Istilah ekofeminisme sendiri muncul pertama kali pada tahun 1974 oleh seorang feminis Perancis Francoise d’Eaubonne dalam bukunya Le Feminisme ou La Mort (Marks & Courtivron, 1981). Francoise berupaya menggugah kesadaran manusia, khususnya kaum perempuan, akan potensi mereka untuk melakukan sebuah revolusi ekologis untuk menyelamatkan lingkungan hidup (Armstrong & Botzler, 1993). Ekofeminisme menggabungkan kritik ekologi dengan kritik gender, dan menujukan kritiknya kepada ilmu pengetahuan Barat yang berciri dualistik, cenderung didominasi teknologi dan buta gender. Para ekofeminis menyatakan bahwa dominasi atas alam adalah secara langsung berhubungan dengan faktor-faktor ekonomi, budaya, psikologi yang menciptakan hierarkhi, dan pada prakteknya menindas perempuan dan mengeksploitasi alam. Karakteristik dari ideologi-ideologi maskulin seperti misalnya; perang dan kekerasan, diskriminasi, pandangan etnosentrik, yang difasilitasi oleh teknologi dan ilmu pengetahuan Barat dilihat oleh kaum ekofeminis menjadi ancaman besar atas kesinambungan alam dan lingkungan (Plumwood 1993).

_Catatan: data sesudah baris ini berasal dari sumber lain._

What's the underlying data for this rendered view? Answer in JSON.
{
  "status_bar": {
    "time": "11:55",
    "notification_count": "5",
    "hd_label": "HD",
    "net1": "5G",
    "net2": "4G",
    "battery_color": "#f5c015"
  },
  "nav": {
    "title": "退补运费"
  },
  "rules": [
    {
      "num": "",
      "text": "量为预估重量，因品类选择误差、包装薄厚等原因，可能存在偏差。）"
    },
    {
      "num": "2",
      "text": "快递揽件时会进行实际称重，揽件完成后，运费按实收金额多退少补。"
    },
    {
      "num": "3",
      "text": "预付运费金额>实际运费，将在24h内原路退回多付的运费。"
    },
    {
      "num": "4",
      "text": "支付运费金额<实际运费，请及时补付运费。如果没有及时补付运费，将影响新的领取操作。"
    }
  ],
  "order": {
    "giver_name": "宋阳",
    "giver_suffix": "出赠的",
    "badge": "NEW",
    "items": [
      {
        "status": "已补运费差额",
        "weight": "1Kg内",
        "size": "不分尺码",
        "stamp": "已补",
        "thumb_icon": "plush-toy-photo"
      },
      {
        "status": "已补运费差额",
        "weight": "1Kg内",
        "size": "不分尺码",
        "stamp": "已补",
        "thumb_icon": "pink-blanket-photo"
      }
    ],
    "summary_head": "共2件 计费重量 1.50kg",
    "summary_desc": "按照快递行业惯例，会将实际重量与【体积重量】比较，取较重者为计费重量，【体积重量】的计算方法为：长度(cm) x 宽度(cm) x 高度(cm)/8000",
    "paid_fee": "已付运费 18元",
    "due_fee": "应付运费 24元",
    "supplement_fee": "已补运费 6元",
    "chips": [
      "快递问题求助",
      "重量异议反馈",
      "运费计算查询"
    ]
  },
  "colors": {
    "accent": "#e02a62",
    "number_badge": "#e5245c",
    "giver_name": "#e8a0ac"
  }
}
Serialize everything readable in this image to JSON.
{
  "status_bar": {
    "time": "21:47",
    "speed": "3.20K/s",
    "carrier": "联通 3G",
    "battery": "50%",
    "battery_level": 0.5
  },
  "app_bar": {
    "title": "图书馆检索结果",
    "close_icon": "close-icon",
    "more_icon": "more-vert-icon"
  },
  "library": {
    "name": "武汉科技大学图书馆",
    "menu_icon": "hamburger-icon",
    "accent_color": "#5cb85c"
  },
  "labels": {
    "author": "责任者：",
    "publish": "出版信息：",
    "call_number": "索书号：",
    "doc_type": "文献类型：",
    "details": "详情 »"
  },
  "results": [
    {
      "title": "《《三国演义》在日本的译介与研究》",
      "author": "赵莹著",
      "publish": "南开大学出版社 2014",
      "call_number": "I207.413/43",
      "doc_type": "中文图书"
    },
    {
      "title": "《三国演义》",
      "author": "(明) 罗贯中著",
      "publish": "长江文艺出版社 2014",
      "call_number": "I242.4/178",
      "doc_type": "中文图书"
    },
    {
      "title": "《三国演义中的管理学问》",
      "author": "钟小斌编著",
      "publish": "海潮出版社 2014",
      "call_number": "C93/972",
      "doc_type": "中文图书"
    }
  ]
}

Ekofeminisme secara lebih umum mengkritik reduksionisme.[1] Dalam buku “Bebas Dari Pembangunan; Perempuan, Ekologi, dan Perjuangan Hidup di India” (1998), Vandana Shiva menyebutkan dua hal penting di antara berbagai manifestasi reduksionisme, yaitu Revolusi Hijau[2] dan Bioteknologi. Program yang berawal dari Amerika Serikat ini diperkenalkan ke Dunia Ketiga sebagai salah satu pelaksanaan teknis modernisasi. Revolusi Hijau bukan sekedar program pertanian, melainkan strategi perubahan melawan paradigma tradisionalisme dan menciptakan homogenisasi. Dalam buku ini Shiva menggambarkan bagaimana pengetahuan bertani yang dimiliki rakyat dan telah berusia 40 abad digantikan oleh program yang bertujuan untuk semata-mata keuntungan jangka pendek, seperti penciptaan benih unggul tahan hama, pupuk kimia dan pestisida beracun dalam pertanian. Pada era State Ied Development (kapitalisme negara) juga, sistem kapitalisme negara (developmentalisme) tersebut didasarkan pada teori ekonomi “Keynessian”[3] oleh John Maynard Keynes yang menghendaki peran negara dalam pertumbuhan kapitalisme. Teori ini menjadi model dominan secara global setelah dikembangkan menjadi teori pertumbuhan oleh WW. Rostow, yang akhirnya berhasil menjadi teori ekonomi dominan paska kolonialisme dan mendasarkan pada pembangunan infrastruktur dan industrialisasi melalui hutang dari lembaga donor dunia (World Bank, IMF), terbukanya investasi asing untuk mendukung pasar bebas melalui GATT, WTO dsb (Fakih, 2001).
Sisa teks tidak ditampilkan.